Valladolid may have my destination, but the best thing about travelling, and staying in hostels, talking to other backpackers, is that you hear of new places, things to see that you could’ve so easily missed. Some of them turn out to be the best spots, others a bit dud. Izamal was somewhere between the two, and as it was on the way I was happy to explore another town.
Known as the Golden City, it’s probably a little underwhelming for that title. There’s not loads of gold, and it’s no more than a town really. But it does have an encompassing golden yellow paint scheme that spreads across the central area, and a huge convent. The convent is typical of the Spanish rule, and the change in religion and cultures, and makes for an interesting building to explore, although it mostly a church and the big courtyard at the front. Not far from the convent is another Mayan ruin, not as impressive as Uxmal or any of the big ones for that matter, but still good to climb up. From the top you can see how flat that Yucatan Peninsular is, the forest just stretching out as far as you can see. Supposedly the explorers found the Mayan ruins in the region by climbing above the trees and looking for lumps on the horizon, those lumps were where the forest had grown up over the ruins. Seems a bit too easy to me, but it worked and now tourists have some wonderful places to explore.
The local buses in Mexico aren’t quick, but they are cheap, usually only a few dollars to get to the next major town, but via a few extra stops. So these extra stops meant I arrived in the evening into Valladolid, just enough time to check-in and go for some food. I spent the next morning browsing the shops and generally relaxing – something I’m not very good at doing while I’m away, but I’m glad I did. It’s nice to stop and smell the roses occasionally, especially when on holiday. Later that day, my new friends arrived from Merida, and they had free bike rentals through their hostel, so we jumped on those and headed south towards some cenotes.
Again these came in a pair, a fair bit more expensive than the previous two, and also a lot more commercialised. From the green screen photo shoot on entry, to the shopping strips you’re forced to walk along to reach the actual cenotes, it felt designed to remove money from the pockets of tourists. Thankfully they hadn’t made too many changes to the cenotes themselves, but these were rather different to the ones I’d seen before. Descending into the ground, a dark and damp stairway leads down, it’s a mix of concrete and stone, slippery in places, and barely lit by bulbs dangling from the roof. But get far enough down and your eyes get used to the gloom, and you’re presented with a big pool of water, in a bigger cave, the ceiling stretching away above barely visible, until it reaches the single hole, through which light is pouring. The day we were there it was cloudy, so we didn’t get that extra special Instagram shot, but it was still magnificent. We jumped in of course, and it was cold! Cold compared to the air temperature at least, once we acclimatised though, it was very pleasant, exploring around the edges and floating through the middle.

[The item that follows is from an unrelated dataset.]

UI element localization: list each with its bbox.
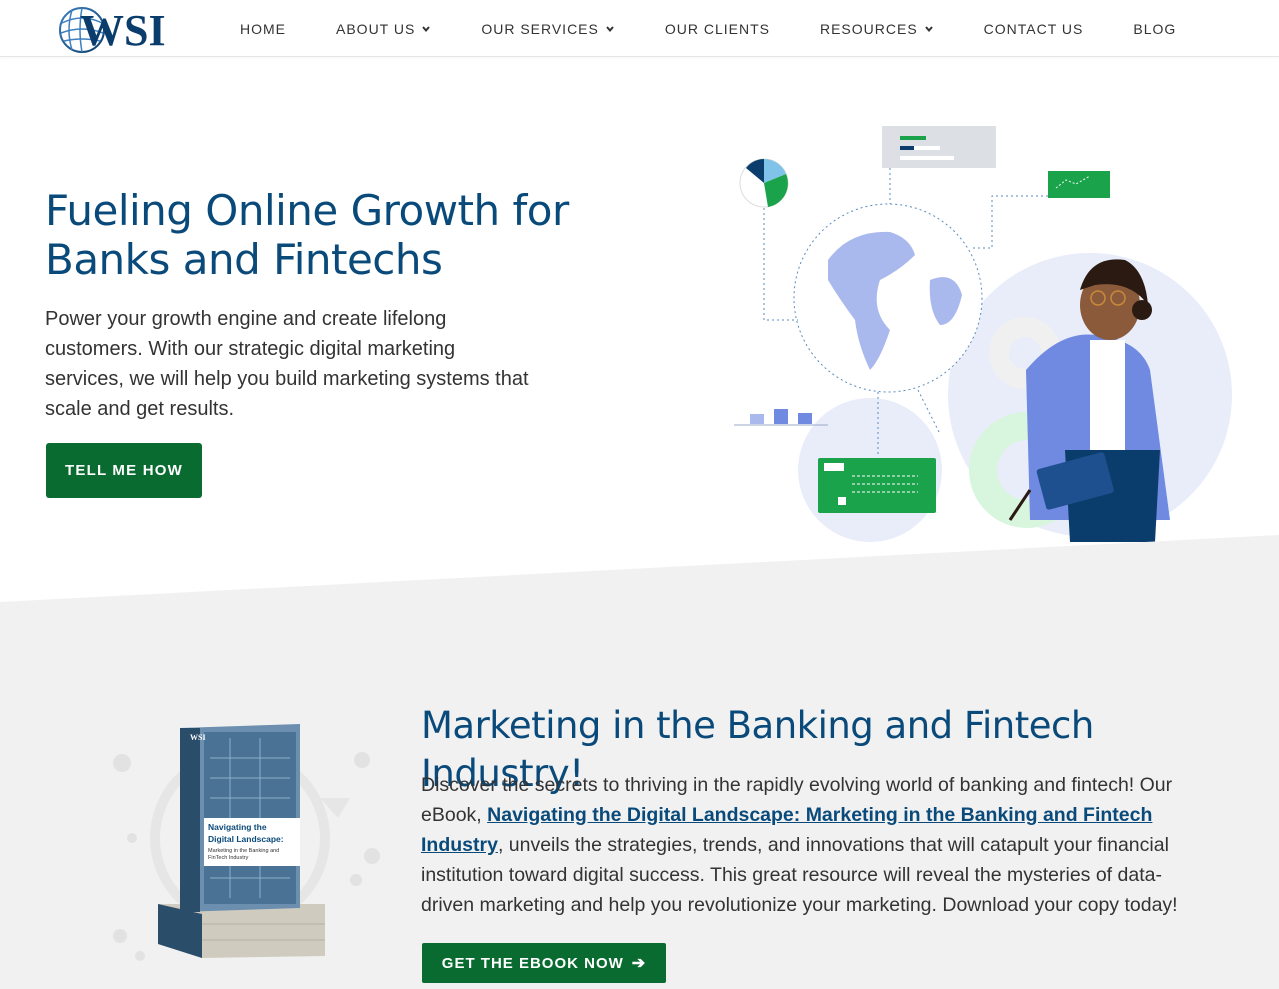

High up on the roof of the cenote is a hole, which, on a better day, the sunlight would have streamed through, leading to some amazing photos (and Instagram posts) but sadly the only thing streaming through that day was the rain. Not that that dampened our spirits, it actually made it look more wild, more like the set of a Jurassic Park movie.
The second cenote was a short walk back along the tourist gauntlet. Interestingly a lot of the stalls were empty, clearly the time of year wasn’t so profitable and there are more enterprising things for the locals to be doing. Either that or the popularity of these cenotes was dwindling, which I find hard to believe. The natural beauty is outstanding and for a smart backpacker they are very affordable and easy to get to. But anyway, the second pool was a very similar situation, with a staircase leading underground, a dark and gloomy pool, and of course a hole in the roof. Presumably somewhere in the dirt at the bottom of the water is a skeleton, the first person to have found the cenote, by making the hole in the ceiling. This one had steep cliffs on one side, which worked perfectly for diving in, and there was a little island under the hole, a good spot for a picture or two, if you had a good waterproof camera or a great zoom lens. As we left, we decided against the terrible green screen shot of us ‘in front’ of the cenote.
Cycling back to town on the rickety bikes in the rain was a lovely tiring a wet experience, but not too bad, especially when the bikes were free. It certainly felt like we had earned our dinner that night. It was an uneventful evening, followed by an early morning to prepare for Chichen Itza.